EIPL can reduce the possibility of perioperative complications including ileus and abdominal abscess. In addition, the overall survival curve and RFS curve were better in the EIPL group.
胃癌(GC)是最常见的恶性肿瘤之一。切除术后,主要问题之一是其腹膜播散和复发。切除术后可能仍存在一些游离癌细胞。此外,手术本身可能导致肿瘤细胞的播散。因此,有必要清除残留的肿瘤细胞。最近,一些研究人员发现,广泛术中腹膜灌洗(EIPL)加腹腔内化疗可改善患者预后并根除GC患者的腹膜游离癌。然而,很少有研究探讨根治性胃切除术后EIPL的安全性和长期结局。
评估接受EIPL治疗的晚期GC患者的疗效和长期结局。
根据纳入和排除标准,本研究共纳入150例晚期GC患者。患者被随机分为两组。所有患者均接受剖腹手术。对于非EIPL组,使用不超过3L温盐水进行腹膜灌洗。在EIPL组中,患者在关腹前接受10L或更多的盐水(每次1L)。采用Kaplan-Meier法比较生存率分析。使用Cox适当风险模型进行预后因素分析。

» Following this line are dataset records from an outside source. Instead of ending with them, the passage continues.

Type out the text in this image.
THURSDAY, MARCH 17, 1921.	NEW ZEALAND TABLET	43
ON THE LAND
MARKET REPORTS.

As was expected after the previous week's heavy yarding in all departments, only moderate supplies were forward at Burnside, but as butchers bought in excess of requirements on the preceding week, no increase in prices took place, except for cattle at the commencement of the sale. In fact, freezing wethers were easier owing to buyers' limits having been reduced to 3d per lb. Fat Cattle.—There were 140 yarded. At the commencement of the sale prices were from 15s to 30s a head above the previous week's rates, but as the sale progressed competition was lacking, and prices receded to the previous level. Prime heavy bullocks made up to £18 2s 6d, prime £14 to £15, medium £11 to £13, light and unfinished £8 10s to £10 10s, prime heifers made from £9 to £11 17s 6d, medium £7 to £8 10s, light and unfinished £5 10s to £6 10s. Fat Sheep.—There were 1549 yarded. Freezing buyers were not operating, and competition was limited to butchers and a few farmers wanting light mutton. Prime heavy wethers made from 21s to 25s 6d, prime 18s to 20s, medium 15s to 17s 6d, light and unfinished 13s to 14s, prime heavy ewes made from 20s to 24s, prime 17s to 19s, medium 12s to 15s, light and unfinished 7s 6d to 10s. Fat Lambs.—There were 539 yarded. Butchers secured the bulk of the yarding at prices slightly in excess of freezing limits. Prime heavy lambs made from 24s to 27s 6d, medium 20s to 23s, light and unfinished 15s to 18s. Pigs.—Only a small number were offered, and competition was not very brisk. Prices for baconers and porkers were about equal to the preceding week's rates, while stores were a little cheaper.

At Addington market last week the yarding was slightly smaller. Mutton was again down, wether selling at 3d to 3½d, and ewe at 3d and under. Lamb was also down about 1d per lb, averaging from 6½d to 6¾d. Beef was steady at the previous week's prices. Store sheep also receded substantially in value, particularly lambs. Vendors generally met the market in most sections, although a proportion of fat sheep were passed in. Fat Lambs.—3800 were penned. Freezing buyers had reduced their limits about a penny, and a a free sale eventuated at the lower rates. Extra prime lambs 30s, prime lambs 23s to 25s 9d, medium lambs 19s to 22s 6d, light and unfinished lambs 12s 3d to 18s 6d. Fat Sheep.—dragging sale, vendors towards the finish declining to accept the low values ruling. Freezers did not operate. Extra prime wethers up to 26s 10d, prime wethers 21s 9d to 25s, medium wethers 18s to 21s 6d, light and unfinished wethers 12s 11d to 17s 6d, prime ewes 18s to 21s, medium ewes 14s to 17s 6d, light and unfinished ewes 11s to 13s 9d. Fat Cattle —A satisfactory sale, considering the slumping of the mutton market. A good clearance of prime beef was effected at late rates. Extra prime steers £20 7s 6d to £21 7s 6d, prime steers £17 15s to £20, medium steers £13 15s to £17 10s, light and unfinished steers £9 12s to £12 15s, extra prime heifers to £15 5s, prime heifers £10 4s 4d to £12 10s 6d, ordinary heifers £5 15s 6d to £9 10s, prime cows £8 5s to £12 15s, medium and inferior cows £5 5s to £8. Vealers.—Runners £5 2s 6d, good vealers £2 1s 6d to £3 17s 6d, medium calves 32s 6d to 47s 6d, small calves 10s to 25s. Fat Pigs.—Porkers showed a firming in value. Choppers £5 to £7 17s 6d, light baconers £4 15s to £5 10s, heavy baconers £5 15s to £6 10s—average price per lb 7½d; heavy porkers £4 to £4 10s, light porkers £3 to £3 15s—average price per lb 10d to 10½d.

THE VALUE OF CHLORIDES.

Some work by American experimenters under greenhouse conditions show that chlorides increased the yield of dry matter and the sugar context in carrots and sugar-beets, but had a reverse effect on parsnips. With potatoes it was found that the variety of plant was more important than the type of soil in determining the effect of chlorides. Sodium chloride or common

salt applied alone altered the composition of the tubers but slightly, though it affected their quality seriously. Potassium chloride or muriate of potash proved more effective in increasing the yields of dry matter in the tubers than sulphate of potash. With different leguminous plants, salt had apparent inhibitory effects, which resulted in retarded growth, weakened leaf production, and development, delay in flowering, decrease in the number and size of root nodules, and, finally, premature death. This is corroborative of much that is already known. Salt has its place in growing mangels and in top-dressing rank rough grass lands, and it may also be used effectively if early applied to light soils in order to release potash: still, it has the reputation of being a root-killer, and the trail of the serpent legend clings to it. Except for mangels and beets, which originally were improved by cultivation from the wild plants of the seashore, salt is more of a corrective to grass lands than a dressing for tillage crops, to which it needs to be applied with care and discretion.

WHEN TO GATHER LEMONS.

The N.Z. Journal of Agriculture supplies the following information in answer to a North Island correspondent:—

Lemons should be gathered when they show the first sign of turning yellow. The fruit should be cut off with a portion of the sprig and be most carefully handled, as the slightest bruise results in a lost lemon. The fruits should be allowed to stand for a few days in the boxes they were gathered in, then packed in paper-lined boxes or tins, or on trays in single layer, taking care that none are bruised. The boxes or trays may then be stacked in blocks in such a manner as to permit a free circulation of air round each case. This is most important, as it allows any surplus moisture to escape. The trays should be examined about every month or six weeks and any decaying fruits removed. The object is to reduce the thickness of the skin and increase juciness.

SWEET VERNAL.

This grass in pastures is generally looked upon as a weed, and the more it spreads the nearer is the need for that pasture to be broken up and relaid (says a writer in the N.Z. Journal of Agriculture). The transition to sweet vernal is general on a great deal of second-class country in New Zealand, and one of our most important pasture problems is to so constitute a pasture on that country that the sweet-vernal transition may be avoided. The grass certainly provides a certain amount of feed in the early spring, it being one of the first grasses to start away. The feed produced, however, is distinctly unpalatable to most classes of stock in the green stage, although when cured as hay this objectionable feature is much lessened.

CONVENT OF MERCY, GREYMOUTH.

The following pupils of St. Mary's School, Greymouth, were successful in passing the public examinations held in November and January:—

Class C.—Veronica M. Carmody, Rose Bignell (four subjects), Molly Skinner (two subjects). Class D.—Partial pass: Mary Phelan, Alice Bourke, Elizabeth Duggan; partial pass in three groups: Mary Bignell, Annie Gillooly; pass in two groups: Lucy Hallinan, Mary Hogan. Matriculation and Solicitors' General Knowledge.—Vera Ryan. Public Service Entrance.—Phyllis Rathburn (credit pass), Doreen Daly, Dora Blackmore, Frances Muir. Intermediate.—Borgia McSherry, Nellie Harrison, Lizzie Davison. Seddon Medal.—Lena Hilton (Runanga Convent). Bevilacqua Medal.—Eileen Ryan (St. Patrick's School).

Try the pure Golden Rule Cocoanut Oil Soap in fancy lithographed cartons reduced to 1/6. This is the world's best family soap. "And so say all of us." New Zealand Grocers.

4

EIPL组和非EIPL组的基本信息无显著差异。中位随访时间为30个月(范围:0 - 45个月)。1年和3年总生存率(OS)分别为71.0%和26.5%。肠梗阻和腹腔脓肿症状在非EIPL组中出现更频繁(<0.05)。对于患者的OS,EIPL、Borrmann分型、肿瘤大小、N分期、T分期和血管侵犯是显著指标。然后多因素分析显示,EIPL、肿瘤大小、血管侵犯、N分期和T分期是独立预后因素。EIPL组的预后优于非EIPL组(<0.001)。EIPL组的3年生存率(38.4%)高于非EIPL组(21.7%)。对于患者的无复发生存率(RFS),RFS的危险因素包括EIPL、N分期、血管侵犯、手术类型、肿瘤位置、Borrmann分型和肿瘤大小。EIPL和肿瘤大小是独立危险因素。EIPL组的RFS曲线优于非EIPL组(=0.004),EIPL组的复发率(24.7%)低于非EIPL组(46.4%)。EIPL组的总复发率和腹膜复发率低于非EIPL组(<0.05)。
EIPL可降低包括肠梗阻和腹腔脓肿在内的围手术期并发症的可能性。此外,EIPL组的总生存曲线和RFS曲线更好。